Apa yang Dibawa Yuran Fernandes ke Surabaya?
Yuran Fernandes menjadi rekrutan asing berikutnya yang diumumkan Persebaya Surabaya pada 7 Juli 2026.
Bek asal Tanjung Verde berusia 31 tahun itu memiliki tinggi hampir dua meter, tepatnya 1,98 meter, sekaligus menjadi pemain paling menjulang di lini belakang Green Force.
Nama Yuran sudah sangat dikenal di kompetisi Indonesia setelah empat musim membela PSM Makassar. Selama periode tersebut, ia menjadi salah satu pilar pertahanan sekaligus membantu tim meraih gelar juara Super League 2022/23.
Pengalaman panjang di sepak bola Indonesia membuat proses adaptasinya diperkirakan berlangsung lebih cepat dibanding pemain asing lain.
Apalagi, ia telah memahami karakter kompetisi maupun gaya permainan klub-klub Indonesia.
"Saya sangat senang bisa bergabung dengan Persebaya. Ini adalah kesempatan yang baik bagi saya untuk menjalani tantangan baru dalam karier. Saya datang ke sini dengan semangat dan motivasi besar untuk memberikan yang terbaik bagi tim," ujar Yuran.
"Target pribadi saya adalah memberikan kemampuan terbaik yang saya miliki dan membantu tim meraih hasil maksimal. Saya ingin berkontribusi sebanyak mungkin agar Persebaya bisa mencapai posisi yang lebih baik."
Mengapa Risto Mitrevski Tetap Menjadi Andalan?

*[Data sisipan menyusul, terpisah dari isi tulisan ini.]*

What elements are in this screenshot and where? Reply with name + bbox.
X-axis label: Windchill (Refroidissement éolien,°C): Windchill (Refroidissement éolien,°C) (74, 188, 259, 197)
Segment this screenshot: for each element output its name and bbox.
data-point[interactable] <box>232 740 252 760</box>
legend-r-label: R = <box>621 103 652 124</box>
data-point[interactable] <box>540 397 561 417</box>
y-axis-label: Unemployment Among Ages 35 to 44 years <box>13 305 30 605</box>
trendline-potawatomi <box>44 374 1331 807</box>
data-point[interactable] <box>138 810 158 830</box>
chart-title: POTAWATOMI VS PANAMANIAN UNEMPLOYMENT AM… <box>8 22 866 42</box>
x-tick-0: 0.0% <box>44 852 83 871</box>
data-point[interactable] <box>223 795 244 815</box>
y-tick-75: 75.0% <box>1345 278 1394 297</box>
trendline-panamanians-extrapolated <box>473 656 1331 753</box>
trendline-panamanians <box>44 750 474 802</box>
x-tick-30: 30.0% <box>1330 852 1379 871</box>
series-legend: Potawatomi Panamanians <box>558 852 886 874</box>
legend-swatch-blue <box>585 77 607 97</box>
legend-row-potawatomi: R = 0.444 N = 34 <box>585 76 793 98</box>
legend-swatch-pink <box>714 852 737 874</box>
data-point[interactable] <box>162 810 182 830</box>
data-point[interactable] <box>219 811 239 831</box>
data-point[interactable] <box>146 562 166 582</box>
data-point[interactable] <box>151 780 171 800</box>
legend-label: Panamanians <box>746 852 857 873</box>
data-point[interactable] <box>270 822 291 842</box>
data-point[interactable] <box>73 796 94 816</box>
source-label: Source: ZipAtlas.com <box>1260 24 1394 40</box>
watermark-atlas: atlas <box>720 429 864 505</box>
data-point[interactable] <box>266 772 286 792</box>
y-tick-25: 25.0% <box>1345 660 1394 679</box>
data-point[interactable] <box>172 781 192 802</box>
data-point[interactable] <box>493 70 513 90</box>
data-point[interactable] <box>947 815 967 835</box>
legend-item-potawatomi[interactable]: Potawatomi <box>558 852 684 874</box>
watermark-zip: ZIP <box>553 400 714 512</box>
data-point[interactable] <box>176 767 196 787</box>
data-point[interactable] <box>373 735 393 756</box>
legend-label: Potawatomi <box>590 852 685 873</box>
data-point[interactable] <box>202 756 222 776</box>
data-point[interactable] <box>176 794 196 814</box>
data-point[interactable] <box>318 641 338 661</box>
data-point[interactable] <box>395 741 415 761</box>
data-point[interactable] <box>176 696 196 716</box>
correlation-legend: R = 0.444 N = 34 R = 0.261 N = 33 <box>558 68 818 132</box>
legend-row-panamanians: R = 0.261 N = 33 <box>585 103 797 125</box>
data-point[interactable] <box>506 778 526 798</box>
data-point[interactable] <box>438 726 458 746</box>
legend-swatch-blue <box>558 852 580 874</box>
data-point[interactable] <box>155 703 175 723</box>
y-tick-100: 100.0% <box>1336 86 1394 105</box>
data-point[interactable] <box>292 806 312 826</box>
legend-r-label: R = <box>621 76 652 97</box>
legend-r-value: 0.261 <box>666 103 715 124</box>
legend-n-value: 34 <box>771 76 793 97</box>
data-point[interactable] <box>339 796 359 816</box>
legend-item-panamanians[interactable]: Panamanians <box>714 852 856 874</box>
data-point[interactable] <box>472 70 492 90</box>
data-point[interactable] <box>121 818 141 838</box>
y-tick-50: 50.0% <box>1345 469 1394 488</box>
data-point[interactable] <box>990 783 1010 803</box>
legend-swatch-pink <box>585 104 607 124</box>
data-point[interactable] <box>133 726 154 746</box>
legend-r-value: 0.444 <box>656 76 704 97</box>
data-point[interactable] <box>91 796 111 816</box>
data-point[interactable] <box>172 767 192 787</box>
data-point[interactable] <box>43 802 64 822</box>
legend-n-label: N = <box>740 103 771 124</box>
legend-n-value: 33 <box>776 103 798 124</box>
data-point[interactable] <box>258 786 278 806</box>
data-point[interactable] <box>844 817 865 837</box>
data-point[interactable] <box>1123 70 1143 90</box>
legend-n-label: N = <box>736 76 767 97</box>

Di tengah masuknya dua bek asing baru, Risto Mitrevski tetap menjadi sosok penting dalam skuad Persebaya Surabaya. Bek asal Makedonia Utara itu baru saja memperpanjang kontraknya hingga 30 Juni 2027.
Risto tampil konsisten sepanjang musim lalu dengan mencatatkan 24 pertandingan, dua gol, dua kartu kuning, dan total 2.160 menit bermain bersama Green Force.
Selain beroperasi sebagai bek tengah, pemain berusia 34 tahun tersebut juga mampu dimainkan sebagai gelandang bertahan.
Pengalaman Risto di kompetisi Indonesia membuatnya menjadi salah satu pemain yang memahami karakter permainan tim.
Kehadirannya juga memberi keseimbangan karena mampu mengombinasikan kemampuan membaca permainan dengan duel fisik.
Kini, Bernardo Tavares memiliki tiga bek asing berkualitas dengan karakter yang berbeda.
Walber menawarkan fleksibilitas, Yuran membawa pengalaman panjang di Liga Indonesia serta dominasi duel udara, sedangkan Risto hadir dengan konsistensi dan pengalaman yang telah teruji bersama Persebaya Surabaya.